Warum ich telefonieren zum kotzen finde

Der eine oder andere mag es ja schon mal mitbekommen habe, ich telefoniere nur äusserst ungern. Ich möchte hier mal erklären, warum ich das klassische Telefonieren für überholt halte und es durch boykott gern aussterben lassen würde.

Rund 80% der Fälle, in denen ich angerufen werde, bin ich gerade mit etwas anderem beschäftigt und eigentlich gar nicht bereit für ein Gespräch. Manchmal esse ich, oder koche gerade essen, bin am zocken oder fahre Auto und habe vergessen, das Headset anzumachen. Meist bin ich dann echt kurz angebunden, womöglich mag mein Gegenüber das als Unhöflich empfinden. Ja, ist es auch, weil ich genervt bin. Ständig muss man erreichbar sein, es wiedert mich an.

Kommunikation ist ein sehr spannendes Thema, wenn man mal darüber nachdenkt. Es gibt irrsinnig viele Aspekte und Spielarten. Werfen wir einen Blick auf diese Aspekte:

Es gibt unidirektionale Kommunikation und Bidirektionale. Die Unidirektionale ist mehr so eine Verlautbarung – Radionachrichten, Zeitungsartikel, eine Ansprache im Fernsehen – es gibt keinen Rückkanal, zumeist geht die Nachricht an eine Vielzahl von Empfängern, was ja durchaus von Vorteil ist.
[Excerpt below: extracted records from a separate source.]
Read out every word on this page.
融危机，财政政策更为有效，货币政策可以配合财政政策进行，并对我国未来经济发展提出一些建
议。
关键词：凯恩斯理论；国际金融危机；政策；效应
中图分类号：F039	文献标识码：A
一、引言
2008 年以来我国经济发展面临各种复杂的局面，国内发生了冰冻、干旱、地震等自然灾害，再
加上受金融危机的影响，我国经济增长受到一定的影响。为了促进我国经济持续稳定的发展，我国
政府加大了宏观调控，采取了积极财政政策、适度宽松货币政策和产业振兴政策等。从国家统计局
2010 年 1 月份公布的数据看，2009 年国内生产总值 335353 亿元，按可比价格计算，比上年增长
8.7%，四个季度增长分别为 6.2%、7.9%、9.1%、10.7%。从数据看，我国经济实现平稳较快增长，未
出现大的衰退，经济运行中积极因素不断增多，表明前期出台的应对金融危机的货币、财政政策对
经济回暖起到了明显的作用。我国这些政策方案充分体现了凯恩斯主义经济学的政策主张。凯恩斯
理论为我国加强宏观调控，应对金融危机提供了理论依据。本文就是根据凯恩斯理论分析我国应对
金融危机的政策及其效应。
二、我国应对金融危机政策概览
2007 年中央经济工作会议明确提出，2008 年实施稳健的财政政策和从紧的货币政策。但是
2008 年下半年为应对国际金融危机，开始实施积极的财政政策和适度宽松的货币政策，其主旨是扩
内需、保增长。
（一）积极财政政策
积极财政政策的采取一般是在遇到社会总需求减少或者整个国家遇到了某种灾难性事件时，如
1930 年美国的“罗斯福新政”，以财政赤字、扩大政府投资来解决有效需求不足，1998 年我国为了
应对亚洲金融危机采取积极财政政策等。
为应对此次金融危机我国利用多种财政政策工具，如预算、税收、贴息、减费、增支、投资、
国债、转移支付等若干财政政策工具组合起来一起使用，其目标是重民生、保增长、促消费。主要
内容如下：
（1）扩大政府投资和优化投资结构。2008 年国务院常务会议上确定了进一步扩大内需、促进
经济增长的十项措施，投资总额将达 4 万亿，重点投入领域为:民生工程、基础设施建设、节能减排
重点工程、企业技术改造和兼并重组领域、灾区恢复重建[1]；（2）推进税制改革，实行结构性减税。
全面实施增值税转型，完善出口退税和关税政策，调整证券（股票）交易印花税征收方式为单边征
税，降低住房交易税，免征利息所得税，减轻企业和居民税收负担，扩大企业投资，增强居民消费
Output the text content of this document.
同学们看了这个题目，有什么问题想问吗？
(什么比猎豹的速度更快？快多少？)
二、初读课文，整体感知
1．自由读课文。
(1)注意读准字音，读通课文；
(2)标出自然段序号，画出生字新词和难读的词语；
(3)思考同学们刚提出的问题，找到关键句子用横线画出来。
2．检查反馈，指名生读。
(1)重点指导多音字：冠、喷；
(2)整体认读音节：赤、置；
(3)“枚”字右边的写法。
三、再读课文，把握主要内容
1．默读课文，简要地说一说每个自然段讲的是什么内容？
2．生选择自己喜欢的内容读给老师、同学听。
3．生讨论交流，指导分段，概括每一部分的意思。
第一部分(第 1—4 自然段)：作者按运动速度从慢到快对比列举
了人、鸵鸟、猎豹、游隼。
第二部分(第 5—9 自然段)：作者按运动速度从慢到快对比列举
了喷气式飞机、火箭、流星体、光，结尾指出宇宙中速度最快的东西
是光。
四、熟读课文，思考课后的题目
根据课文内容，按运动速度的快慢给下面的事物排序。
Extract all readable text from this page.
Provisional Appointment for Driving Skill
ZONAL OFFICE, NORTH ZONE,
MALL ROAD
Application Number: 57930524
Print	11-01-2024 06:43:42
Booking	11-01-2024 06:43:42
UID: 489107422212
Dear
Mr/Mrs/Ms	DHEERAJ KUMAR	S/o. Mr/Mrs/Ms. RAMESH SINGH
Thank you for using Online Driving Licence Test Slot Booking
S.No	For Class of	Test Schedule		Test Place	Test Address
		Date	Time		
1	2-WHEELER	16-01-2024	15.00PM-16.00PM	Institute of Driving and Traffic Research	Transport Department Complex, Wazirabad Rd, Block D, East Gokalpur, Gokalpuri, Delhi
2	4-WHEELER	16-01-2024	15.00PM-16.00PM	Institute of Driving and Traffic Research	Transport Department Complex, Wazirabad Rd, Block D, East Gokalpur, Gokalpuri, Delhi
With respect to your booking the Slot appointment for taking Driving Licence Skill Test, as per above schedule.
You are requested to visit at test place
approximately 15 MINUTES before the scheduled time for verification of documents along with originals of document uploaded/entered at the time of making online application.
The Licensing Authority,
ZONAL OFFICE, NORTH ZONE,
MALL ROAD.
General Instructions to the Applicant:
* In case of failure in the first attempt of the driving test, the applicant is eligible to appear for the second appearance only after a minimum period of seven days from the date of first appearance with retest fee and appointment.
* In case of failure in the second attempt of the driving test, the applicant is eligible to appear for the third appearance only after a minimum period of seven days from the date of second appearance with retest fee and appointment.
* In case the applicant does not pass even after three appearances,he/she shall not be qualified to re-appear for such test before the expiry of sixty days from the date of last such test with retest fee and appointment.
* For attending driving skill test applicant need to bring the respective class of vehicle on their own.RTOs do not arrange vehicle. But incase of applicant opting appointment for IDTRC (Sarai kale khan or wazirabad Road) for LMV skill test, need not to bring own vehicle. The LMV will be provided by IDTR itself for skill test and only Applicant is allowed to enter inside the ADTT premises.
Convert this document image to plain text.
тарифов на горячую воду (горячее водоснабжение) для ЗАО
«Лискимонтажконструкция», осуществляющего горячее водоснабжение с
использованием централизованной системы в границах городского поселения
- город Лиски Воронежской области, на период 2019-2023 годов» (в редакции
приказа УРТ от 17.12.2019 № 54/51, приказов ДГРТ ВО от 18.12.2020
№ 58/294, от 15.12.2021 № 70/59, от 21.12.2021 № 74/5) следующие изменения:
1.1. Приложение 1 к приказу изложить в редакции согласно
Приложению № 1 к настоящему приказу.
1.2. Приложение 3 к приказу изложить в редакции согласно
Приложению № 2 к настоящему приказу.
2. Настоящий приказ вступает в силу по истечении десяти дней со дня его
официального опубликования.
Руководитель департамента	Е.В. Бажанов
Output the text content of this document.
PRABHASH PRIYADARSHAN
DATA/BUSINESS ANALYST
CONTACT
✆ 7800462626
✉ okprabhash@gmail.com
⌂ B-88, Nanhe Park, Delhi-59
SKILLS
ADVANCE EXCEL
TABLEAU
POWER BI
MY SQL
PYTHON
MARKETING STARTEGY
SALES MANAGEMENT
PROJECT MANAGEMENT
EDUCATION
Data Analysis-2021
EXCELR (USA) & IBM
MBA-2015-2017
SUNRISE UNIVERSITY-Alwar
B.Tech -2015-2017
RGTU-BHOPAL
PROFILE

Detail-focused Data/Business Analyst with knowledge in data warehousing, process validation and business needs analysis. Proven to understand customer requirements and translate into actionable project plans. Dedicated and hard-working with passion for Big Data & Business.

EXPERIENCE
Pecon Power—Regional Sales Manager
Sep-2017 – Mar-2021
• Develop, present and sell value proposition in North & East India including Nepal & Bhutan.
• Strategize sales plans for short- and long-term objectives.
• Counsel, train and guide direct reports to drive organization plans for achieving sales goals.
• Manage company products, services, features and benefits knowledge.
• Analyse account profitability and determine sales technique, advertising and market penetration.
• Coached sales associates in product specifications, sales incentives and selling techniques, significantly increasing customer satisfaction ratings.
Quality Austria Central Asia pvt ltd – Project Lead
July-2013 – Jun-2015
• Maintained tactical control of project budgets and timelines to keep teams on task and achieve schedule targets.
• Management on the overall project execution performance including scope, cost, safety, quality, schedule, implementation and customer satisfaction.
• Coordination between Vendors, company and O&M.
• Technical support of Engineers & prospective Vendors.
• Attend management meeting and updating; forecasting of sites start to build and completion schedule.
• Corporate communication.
Die Telefonie ist bidirektional, der Empfänger hat die Möglichkeit zu antworten. So weit so gut.

Dann möchte ich gern unterscheiden zwischen synchroner und asynchroner Kommunikation. Bei der synchronen Kommunikation sind Sender und Empfänger gleichzeitig involviert, beispielsweise bei einem Auge zu Auge Gespräch, einer Darbietung im Theater oder eben beim Telefonieren. Asynchrone Kommunikation hingegen findet dann statt, wenn der Sender seine Botschaft “speichert” und der Empfänger sie wann auch immer abruft. Beispielsweise ein Podcast, die oben erwähnte Zeitungsnachricht oder eine Email. Das hat eben den Vorteil der freien Zeiteinteilung, ich empfange die Botschaft wenn ich bereit dazu bin, und nicht wenn ich gerade esse oder Auto fahre. Im Falle asynchroner, bidirektionaler Kommunikation kann ich auch antworten, wann ich es für richtig halte und möglicherweise noch mal über das gesagte / geschriebene nachdenken bevor ich es losschicke. Ich halte das für einen immensen Vorteil, allein, bei asynchroner Kommunikation fehlt oftmals ein direkt Rückkanal wenn der Empfänger nicht antwortet – sprich, man weiß nicht, ob die Nachricht überhaupt angekommen ist. Ich nenne das jetzt mal Empfangsbestätigung.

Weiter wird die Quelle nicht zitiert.